Pressure and temperature sensors using surface acoustic wave (SAW) devices are known in the art. It is well known that the velocity of a SAW is sensitive to temperature and stress or strain on its SAW substrate. It is also well known that external forces on the SAW substrate can generate strain fields at the surface which will perturb the SAW velocity. By way of example, this effect has been used to make SAW pressure sensors where the change in SAW velocity changes the frequency of resonators or where the change in SAW velocity changes the time delay of a reflected signal. SAW sensors offer advantages such as passive device operation (no battery), wireless operation, small size, low cost, rugged construction, and ease of production in high volume using standard process equipment, as described by way of example in U.S. Pat. No. 6,571,638, the disclosure of which is herein incorporated by reference. Physical parameters measured using SAW sensors include temperature, pressure, strain, acceleration, and torque.
U.S. Pat. No. 6,003,378 to Scherr et al. discloses a pressure sensor using a SAW delay line formed on a pressure sensing membrane with the delay line extending over an expanding and compressing regions of the membrane. Scherr '378 teaches a SAW pressure sensor having reflectors disposed on only one side of an interdigital transducer. A wirelessly interrogatable pressure sensor using SAW elements include a reflective delay line with reflectors positioned on a pressure sensing membrane extending over both an expanding and a compressing region of the membrane. When subjected to a change in pressure, the reflectors located in regions of compression and expansion undergo shifts in acoustic wave velocity and hence in the phase angle of the reflected signal. The shifts in phase angle provide information on the pressure change that has occurred. Plate bending is used in this device, requiring a much larger device than would otherwise be needed in order to achieve the desired complementary stress distributions within the substrate.

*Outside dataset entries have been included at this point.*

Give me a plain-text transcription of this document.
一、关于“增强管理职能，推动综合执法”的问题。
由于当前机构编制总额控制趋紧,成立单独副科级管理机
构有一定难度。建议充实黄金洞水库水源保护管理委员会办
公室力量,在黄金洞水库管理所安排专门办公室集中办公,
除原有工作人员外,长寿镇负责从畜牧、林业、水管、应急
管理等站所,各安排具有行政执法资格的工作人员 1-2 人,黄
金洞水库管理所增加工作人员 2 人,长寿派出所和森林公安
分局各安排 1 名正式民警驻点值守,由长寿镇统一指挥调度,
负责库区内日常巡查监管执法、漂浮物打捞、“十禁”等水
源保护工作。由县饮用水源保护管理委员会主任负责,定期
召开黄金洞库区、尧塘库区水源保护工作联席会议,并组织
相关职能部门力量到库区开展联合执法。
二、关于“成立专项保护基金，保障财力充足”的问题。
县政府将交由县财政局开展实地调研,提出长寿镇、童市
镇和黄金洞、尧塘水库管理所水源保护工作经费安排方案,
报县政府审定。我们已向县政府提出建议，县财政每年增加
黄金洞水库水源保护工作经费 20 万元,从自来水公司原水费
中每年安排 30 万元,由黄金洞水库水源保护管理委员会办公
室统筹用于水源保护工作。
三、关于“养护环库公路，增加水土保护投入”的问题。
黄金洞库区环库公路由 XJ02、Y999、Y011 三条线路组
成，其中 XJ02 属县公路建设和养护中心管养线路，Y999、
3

U.S. Pat. No. 6,571,638 to Hines et al. discloses a pressure and temperature sensor that comprises a hermetically sealed insulating package and an elastic, piezoelectric substrate deformably supported within the package and perpendicular to a long axis of the SAW substrate. Three SAW resonators are fixed to a bottom of the substrate, two of which are positioned in a partially staggered, parallel relationship along the substrate for experiencing a different frequency shift responsive to a deformation of the substrate. A third resonator has a long axis nonparallel to the long axes of the two parallel resonators. The temperature coefficients the two parallel resonators are substantially equivalent with that of the third being different. This difference permits a temperature change to be sensed and transmitted. An electromagnetic signal is sent to the sensor from a remote location, which signal has a frequency resonant with the three resonators. An input electromagnetic signal is received at the remote location from the sensor. The input signal is indicative of the pressure and the temperature within the environment.